Today’s immigration agents are uniquely positioned for escalation. Their mission prioritizes enforcement and detention, not crowd de-escalation in volatile public settings. They operate in politically charged environments where peaceful protests can be misread as threats. In situations like these, the combination of fear, authority and excess weaponry makes lethal results more likely.

From a public health perspective, this is not a question of individual intent. It is a question of institutional design.

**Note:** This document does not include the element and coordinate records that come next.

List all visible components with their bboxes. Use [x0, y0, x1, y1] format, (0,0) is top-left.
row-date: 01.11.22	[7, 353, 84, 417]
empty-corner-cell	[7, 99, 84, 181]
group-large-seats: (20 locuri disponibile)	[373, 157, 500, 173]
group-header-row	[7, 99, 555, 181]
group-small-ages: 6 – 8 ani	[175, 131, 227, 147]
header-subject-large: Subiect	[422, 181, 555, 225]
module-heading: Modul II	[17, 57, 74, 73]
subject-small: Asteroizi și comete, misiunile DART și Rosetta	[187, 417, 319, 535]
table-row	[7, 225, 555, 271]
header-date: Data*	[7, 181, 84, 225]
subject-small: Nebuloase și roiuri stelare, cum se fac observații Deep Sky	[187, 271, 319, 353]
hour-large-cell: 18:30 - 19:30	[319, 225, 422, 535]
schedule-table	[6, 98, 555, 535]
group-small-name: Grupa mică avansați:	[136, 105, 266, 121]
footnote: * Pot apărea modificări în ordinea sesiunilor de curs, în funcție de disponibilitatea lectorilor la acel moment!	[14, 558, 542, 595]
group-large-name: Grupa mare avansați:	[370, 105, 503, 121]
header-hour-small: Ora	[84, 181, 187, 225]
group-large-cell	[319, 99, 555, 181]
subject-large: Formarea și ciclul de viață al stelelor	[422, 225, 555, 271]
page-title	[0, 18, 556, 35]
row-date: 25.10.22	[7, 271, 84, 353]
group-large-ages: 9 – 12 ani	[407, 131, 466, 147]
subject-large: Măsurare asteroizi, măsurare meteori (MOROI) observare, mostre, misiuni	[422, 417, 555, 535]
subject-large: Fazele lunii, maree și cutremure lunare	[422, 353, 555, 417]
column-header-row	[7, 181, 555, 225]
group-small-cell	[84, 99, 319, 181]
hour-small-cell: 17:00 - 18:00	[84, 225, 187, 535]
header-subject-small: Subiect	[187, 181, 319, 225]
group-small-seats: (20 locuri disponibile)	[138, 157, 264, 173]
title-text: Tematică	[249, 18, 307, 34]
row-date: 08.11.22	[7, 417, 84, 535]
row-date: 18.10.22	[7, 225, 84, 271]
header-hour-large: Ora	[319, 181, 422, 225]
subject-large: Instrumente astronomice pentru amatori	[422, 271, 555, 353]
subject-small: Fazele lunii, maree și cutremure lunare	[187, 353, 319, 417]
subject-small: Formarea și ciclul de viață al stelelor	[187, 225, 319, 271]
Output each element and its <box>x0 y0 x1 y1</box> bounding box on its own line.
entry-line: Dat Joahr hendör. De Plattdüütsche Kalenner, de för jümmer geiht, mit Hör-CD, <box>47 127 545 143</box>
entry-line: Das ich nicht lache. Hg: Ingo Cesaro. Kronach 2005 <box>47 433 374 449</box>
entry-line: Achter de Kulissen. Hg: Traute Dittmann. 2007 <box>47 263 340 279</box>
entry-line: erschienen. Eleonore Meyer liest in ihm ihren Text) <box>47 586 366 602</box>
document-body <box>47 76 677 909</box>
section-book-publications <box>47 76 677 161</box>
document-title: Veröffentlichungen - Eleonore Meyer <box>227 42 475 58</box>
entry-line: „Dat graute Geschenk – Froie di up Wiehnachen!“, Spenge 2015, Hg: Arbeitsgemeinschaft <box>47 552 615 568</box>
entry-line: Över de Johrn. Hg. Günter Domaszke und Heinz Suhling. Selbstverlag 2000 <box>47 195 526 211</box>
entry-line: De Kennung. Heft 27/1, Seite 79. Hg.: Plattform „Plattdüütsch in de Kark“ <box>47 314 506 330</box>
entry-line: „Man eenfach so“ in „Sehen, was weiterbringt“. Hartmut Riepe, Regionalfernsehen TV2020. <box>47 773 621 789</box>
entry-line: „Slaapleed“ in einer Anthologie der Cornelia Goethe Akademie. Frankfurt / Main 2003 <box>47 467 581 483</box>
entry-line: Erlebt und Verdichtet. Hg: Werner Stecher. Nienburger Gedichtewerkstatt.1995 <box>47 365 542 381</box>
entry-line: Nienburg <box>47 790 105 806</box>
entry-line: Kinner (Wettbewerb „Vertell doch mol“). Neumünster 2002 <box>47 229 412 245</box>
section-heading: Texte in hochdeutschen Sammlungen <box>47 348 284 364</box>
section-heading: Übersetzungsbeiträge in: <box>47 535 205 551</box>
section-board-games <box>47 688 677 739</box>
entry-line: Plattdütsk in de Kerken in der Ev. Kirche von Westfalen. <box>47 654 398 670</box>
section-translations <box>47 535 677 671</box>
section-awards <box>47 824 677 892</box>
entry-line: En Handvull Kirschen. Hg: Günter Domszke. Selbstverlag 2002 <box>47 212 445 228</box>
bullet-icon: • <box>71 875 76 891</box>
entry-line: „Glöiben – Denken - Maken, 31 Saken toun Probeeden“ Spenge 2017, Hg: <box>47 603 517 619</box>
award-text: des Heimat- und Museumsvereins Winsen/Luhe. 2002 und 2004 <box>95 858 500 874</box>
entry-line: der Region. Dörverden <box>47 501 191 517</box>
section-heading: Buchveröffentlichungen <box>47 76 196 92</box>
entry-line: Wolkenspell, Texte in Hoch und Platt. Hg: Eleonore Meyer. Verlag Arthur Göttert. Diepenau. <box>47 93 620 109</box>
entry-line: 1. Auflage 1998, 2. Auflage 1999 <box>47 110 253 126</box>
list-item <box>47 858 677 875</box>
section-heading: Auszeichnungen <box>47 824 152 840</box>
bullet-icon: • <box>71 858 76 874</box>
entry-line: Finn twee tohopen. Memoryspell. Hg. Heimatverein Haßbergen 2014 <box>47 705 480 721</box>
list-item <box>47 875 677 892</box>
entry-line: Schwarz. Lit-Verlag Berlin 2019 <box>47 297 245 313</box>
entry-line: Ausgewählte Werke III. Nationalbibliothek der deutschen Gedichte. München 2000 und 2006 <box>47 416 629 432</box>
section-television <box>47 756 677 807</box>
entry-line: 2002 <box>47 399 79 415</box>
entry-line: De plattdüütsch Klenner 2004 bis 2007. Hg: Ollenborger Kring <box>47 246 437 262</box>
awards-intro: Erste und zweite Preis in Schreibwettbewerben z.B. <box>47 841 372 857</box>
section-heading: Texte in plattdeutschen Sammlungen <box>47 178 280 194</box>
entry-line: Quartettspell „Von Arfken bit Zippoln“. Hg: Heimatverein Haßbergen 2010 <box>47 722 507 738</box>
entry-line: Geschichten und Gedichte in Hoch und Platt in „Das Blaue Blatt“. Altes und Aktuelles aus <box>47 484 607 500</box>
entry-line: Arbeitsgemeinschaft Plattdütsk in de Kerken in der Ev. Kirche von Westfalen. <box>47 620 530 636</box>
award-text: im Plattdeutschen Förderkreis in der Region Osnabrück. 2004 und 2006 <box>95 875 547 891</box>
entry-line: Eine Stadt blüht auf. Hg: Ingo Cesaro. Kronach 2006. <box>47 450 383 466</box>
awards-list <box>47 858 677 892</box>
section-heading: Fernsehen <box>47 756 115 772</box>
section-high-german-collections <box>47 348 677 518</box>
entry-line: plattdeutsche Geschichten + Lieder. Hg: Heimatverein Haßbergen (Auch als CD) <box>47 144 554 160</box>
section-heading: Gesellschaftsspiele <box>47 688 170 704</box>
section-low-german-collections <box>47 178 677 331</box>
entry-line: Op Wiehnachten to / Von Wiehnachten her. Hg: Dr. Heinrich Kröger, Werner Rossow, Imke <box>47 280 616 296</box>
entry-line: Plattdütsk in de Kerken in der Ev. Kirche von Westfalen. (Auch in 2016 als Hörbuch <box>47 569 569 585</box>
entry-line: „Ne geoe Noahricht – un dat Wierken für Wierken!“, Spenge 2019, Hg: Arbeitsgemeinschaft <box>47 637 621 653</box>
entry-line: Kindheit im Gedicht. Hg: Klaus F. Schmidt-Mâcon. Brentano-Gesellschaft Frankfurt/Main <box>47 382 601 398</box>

What worries me now is the fatigue I see among my colleagues. It is not indifference, but exhaustion. I worry, too, that the nation is overwhelmed by the images coming out of Minnesota, choosing to turn away from the brutality flooding our screens.

Emergency medicine already demands enormous emotional investment. There is only so much preventable harm a person can witness before their self-preservation necessitates turning away. But the consequences do not end. They arrive by ambulance. They arrive with families who were not prepared to say goodbye that morning.

We do not expect every physician to become an advocate. We do not expect universal agreement on firearm policy. But we worry about what happens when those of us who see the aftermath most clearly feel pressure to stay silent. Silence widens the distance between decision and consequence.

In the emergency department, cause and effect are not abstract. There is no rewind. Just a body, a resuscitation room and the knowledge that Pretti did not survive.

We cannot look away. And neither should a country that accepts lethal force as routine once civilians are rendered powerless.

Dr. Halleh Akbarnia, an emergency medicine physician and national gun safety advocate, and Dr. Jennifer Obel are Chicago-area leaders of Doctors for America.